One can also observe that the ESS increases with increasing number of groups. My interpretation is that the only evidence for `omega`

is the between group variability and for a small number of groups there is just not much evidence that can be gathered. This in turn leads to a small ESS, especially for `omega`

.

This is somewhat counterintuitive to the “there is no minimum sample size for Bayesian data analysis” statement since the presence of somewhat low ESS leaves me (as someone getting just started) doubtful that I will be able to trust my hierarchical model (due to problems with posterior sampling) in situations where I don’t control the data generating process. I guess I am overlooking something here though, but any input would be very welcome.

Now if I increase `omega`

by a factor of ten and run the same experiment, then I observe that the posterior “hdi” does not contain the true value for 5 and 50 groups and the ESS values for omega drop significantly compared to the ones for the experiment with `omega=0.1`

,

omega (true value) | num_groups | num_samples_per_group | parameter | mean | hdi_3% | hdi_97% | ess_bulk | ess_tail | r_hat | |
---|---|---|---|---|---|---|---|---|---|---|

0 | 1 | 5 | 20 | mu | 1.746 | 1.606 | 1.872 | 3210 | 1771 | 1 |

1 | 1 | 5 | 20 | omega | 1.112 | 0.413 | 2.077 | 660 | 841 | 1.01 |

2 | 1 | 5 | 20 | sigma | 0.706 | 0.61 | 0.802 | 2523 | 2146 | 1 |

3 | 1 | 50 | 20 | mu | 1.861 | 1.817 | 1.909 | 6323 | 2901 | 1 |

4 | 1 | 50 | 20 | omega | 0.922 | 0.737 | 1.117 | 501 | 670 | 1.01 |

5 | 1 | 50 | 20 | sigma | 0.773 | 0.741 | 0.807 | 4813 | 2549 | 1 |

6 | 1 | 500 | 20 | mu | 1.988 | 1.975 | 2.002 | 9388 | 2736 | 1 |

7 | 1 | 500 | 20 | omega | 0.991 | 0.93 | 1.051 | 264 | 665 | 1 |

8 | 1 | 500 | 20 | sigma | 0.75 | 0.741 | 0.761 | 7152 | 2465 | 1 |

For `omega=10`

, the results look as follows

omega (true value) | num_groups | num_samples_per_group | parameter | mean | hdi_3% | hdi_97% | ess_bulk | ess_tail | r_hat | |
---|---|---|---|---|---|---|---|---|---|---|

0 | 10 | 5 | 20 | mu | 0.149 | 0.018 | 0.288 | 1905 | 1915 | 1 |

1 | 10 | 5 | 20 | omega | 8.656 | 3.897 | 13.736 | 594 | 879 | 1.01 |

2 | 10 | 5 | 20 | sigma | 0.705 | 0.615 | 0.802 | 1541 | 1921 | 1 |

3 | 10 | 50 | 20 | mu | 0.623 | 0.578 | 0.672 | 3588 | 2597 | 1 |

4 | 10 | 50 | 20 | omega | 8.89 | 7.173 | 10.57 | 132 | 127 | 1.03 |

5 | 10 | 50 | 20 | sigma | 0.772 | 0.741 | 0.804 | 3405 | 2963 | 1 |

6 | 10 | 500 | 20 | mu | 1.922 | 1.909 | 1.936 | 939 | 997 | 1.01 |

7 | 10 | 500 | 20 | omega | 9.888 | 9.433 | 10.931 | 5 | 12 | 2.11 |

8 | 10 | 500 | 20 | sigma | 0.75 | 0.741 | 0.761 | 414 | 853 | 1 |

I am not entirely sure what I should make of this.
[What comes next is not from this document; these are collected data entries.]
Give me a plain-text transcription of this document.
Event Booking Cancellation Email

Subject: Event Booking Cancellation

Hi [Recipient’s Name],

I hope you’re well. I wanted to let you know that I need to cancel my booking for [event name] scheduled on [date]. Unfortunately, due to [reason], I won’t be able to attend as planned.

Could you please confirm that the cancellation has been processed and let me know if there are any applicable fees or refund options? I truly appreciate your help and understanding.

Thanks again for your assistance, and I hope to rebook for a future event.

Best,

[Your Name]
I could say that the standard error of the estimate for `mu`

is essentially `omega / sqrt(num_groups)`

and the deviation between the posterior mean and the true value seems to be compatible with that number. Also if `omega`

is larger than `sigma`

does it make sense to talk about a (group-level) random effect, there is not much that those groups are sharing (in terms of the average of the observations within each group).

I’d be glad for any suggestions how to reconcile this intuition with the observed posterior summaries.